Первый симптом настиг его сразу после ухода Лауры. Ему пришлось лечь в постель, не сняв купального халата. Онемение в кисти правой руки поначалу ощущалось не слишком неприятной, хотя и необычной прелюдией ко сну. А затем оно распространилось на ногу, и Морри понял, что не может пошевелить рукой.

В спальню вкатилась машина.

— Пожалуйста, лежите спокойно, мистер Ларджен. Я уже вызвал скорую. Ваши показатели жизненно важных функций говорят о том, что, возможно, наблюдается первая фаза удара.

Ее щупальца простирались и извивались над постелью.

— Сейчас я сделаю вам стандартный укол. Пациенты, получившие своевременную помощь, могут надеяться на успешное выздоровление.
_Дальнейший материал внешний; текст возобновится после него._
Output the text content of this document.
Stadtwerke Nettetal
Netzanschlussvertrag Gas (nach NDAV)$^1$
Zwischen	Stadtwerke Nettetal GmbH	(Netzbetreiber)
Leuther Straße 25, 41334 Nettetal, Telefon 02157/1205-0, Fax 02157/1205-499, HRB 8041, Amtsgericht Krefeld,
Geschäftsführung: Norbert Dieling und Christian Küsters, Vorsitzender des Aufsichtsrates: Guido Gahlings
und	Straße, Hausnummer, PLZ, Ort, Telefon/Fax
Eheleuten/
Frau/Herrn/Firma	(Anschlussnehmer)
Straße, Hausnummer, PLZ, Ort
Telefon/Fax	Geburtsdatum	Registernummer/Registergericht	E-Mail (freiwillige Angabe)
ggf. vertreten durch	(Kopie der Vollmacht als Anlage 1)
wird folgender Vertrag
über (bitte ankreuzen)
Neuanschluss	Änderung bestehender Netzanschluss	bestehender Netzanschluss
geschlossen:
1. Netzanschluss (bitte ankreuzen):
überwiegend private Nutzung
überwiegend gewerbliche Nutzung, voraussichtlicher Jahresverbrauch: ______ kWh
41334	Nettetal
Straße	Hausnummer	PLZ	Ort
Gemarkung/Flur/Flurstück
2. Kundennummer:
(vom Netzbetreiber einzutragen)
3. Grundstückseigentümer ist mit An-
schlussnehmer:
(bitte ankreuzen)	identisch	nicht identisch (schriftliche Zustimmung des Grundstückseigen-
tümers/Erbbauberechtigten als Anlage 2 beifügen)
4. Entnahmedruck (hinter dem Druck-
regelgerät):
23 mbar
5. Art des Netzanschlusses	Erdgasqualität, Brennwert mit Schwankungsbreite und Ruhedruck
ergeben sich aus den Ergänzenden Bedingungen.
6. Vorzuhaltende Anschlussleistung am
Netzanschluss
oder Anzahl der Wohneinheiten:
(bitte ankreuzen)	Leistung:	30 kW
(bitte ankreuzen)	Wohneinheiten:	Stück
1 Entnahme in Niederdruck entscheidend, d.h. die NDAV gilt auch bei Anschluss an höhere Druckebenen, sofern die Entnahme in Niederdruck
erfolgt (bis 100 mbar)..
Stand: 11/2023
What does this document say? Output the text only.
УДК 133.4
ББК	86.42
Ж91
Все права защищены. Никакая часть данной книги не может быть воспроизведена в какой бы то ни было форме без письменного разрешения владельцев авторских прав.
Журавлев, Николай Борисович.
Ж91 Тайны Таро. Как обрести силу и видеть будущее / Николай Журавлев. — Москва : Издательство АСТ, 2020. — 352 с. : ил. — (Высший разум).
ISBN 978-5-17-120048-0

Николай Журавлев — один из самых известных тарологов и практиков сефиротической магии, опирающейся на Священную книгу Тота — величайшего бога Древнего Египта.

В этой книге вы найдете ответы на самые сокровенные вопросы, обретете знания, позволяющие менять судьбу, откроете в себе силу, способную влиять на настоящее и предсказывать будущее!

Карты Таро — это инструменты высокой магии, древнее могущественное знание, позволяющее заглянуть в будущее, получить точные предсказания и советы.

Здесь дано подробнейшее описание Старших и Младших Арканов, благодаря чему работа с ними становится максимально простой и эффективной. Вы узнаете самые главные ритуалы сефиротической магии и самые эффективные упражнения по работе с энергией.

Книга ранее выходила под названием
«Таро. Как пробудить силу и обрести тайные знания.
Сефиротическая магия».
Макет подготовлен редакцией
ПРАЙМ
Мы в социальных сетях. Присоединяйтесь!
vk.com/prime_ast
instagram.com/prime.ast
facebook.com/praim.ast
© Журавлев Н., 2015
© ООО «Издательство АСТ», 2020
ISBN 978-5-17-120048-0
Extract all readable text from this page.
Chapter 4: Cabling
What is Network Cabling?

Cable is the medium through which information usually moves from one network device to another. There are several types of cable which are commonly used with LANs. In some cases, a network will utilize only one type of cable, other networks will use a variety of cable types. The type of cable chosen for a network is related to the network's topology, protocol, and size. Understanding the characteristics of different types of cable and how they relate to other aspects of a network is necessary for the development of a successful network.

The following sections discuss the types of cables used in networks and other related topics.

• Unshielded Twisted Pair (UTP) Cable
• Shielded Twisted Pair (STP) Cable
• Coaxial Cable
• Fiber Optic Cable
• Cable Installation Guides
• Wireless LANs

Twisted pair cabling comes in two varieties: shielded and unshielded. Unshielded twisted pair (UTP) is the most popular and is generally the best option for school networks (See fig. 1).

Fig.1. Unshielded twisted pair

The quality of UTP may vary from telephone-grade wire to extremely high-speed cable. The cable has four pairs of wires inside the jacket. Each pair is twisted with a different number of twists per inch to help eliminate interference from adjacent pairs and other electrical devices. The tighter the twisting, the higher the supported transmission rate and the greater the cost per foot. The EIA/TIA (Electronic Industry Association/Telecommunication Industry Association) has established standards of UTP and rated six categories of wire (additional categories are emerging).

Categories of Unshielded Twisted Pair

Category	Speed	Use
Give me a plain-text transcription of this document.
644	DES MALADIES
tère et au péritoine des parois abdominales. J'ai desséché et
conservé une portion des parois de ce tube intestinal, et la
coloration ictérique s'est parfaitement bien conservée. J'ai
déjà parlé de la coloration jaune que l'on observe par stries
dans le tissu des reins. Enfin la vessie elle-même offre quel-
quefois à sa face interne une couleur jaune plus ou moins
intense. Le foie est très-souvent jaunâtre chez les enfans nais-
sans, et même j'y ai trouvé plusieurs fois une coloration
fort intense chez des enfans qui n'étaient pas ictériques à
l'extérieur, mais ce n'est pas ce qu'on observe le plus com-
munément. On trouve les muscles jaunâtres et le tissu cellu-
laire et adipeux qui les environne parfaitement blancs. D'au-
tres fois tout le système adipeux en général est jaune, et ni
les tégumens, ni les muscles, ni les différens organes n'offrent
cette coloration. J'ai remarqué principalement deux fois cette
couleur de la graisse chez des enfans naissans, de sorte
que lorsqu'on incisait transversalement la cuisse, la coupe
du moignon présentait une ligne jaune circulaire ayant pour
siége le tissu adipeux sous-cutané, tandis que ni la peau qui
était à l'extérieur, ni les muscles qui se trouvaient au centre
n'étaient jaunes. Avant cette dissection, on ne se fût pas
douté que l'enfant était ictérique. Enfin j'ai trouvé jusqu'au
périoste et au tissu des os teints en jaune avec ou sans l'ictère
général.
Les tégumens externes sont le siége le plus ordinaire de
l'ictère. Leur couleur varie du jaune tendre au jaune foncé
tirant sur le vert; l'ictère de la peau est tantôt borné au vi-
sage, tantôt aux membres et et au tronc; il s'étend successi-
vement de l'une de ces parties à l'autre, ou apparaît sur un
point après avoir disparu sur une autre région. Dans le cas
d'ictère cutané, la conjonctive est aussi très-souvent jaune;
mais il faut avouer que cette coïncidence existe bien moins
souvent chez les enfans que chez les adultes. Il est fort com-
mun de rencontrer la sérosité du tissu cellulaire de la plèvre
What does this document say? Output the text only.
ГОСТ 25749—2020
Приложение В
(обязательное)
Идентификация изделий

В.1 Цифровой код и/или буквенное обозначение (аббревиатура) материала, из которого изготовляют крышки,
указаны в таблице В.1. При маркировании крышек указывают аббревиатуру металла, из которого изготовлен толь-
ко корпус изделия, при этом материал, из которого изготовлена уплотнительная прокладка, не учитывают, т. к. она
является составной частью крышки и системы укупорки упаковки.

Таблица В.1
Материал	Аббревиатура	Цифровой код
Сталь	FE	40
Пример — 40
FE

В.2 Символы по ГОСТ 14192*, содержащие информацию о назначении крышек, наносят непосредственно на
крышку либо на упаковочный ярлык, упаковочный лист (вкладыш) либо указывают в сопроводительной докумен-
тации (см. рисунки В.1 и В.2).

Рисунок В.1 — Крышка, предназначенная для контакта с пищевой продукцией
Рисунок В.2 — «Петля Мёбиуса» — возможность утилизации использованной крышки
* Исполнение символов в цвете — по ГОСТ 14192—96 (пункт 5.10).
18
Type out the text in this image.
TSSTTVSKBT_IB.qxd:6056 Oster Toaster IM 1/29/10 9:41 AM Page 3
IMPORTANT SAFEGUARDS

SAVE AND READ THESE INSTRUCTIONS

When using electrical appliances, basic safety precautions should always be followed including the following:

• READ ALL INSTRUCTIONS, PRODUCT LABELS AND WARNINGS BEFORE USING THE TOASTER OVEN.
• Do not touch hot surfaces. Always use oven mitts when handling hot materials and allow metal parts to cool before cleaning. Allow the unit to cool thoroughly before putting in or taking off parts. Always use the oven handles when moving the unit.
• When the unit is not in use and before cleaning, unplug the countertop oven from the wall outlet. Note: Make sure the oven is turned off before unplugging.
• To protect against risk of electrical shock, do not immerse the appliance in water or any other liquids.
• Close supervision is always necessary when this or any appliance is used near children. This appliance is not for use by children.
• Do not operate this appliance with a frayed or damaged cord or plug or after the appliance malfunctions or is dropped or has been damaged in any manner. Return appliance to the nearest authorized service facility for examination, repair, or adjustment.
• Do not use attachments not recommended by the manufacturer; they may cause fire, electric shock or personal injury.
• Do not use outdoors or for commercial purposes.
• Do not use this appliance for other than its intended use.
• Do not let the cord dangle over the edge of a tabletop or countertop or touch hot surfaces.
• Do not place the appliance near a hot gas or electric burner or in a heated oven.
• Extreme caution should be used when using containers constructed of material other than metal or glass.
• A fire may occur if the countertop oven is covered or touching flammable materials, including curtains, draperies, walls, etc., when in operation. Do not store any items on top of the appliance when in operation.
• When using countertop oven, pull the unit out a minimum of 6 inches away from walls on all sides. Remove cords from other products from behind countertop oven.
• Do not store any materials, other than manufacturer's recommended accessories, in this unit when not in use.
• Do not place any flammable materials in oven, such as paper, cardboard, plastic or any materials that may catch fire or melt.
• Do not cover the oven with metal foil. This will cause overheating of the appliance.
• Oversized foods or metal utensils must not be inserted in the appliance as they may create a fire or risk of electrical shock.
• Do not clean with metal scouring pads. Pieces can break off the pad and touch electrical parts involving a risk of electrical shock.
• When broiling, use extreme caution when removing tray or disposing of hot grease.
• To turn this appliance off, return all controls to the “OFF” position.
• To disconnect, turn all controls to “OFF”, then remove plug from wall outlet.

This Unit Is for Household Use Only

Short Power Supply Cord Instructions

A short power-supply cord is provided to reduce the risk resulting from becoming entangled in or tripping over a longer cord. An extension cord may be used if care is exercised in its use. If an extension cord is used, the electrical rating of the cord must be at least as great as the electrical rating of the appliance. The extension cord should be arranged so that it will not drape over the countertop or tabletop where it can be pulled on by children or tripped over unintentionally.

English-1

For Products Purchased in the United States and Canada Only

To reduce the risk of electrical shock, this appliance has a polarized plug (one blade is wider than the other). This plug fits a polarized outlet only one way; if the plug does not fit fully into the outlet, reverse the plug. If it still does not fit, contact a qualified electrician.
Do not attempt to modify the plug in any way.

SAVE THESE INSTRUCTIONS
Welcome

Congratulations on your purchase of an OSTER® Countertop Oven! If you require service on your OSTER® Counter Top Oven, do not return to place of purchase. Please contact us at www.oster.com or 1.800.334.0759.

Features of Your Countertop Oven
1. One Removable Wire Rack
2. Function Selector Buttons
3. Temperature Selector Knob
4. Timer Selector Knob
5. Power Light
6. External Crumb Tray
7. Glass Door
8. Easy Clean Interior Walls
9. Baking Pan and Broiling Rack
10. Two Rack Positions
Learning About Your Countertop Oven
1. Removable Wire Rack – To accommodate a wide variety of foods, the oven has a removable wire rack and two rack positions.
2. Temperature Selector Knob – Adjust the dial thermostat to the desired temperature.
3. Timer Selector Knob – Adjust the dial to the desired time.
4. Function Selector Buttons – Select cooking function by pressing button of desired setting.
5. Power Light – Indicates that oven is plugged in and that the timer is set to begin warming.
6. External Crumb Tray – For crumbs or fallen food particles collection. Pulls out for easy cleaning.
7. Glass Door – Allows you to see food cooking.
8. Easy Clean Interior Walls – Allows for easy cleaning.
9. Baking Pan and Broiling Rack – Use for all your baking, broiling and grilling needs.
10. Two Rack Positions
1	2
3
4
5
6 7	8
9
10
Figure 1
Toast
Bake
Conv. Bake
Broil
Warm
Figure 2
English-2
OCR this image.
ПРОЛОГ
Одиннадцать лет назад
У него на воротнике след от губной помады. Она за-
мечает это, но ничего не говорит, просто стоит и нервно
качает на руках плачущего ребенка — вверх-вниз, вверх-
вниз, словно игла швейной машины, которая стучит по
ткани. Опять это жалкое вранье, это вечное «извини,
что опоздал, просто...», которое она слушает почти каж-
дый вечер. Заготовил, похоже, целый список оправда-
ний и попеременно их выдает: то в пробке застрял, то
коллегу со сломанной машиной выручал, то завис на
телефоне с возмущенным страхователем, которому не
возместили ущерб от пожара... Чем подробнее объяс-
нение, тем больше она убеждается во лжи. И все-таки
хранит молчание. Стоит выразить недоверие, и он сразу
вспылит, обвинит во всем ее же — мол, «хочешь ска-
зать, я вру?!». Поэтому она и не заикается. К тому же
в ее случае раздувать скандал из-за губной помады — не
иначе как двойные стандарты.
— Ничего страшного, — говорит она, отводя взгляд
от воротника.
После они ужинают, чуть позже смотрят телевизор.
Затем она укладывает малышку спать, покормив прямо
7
В течение последующие четырех часов вы получите надлежащее лечение в полном соответствии с передаваемыми мне инструкциями. Вред, нанесенный организму в этот период, обычно подлежит исправлению.

* * *

Это были утешительные слова. И более или менее правдивые. Большая часть повреждений, нанесенных его мозгу, излечима. Но понадобится время. Пилюли и уколы в наше время проделывают большую часть работы, но все тягостные процедуры и изнурительные упражнения, которые должен проделывать пациент, перенесший удар, остаются такими же обязательными, как и в те времена, когда ему было сорок, и он искренно полагал, что таблетки для усиления эрекции — это отличная тема для шуток.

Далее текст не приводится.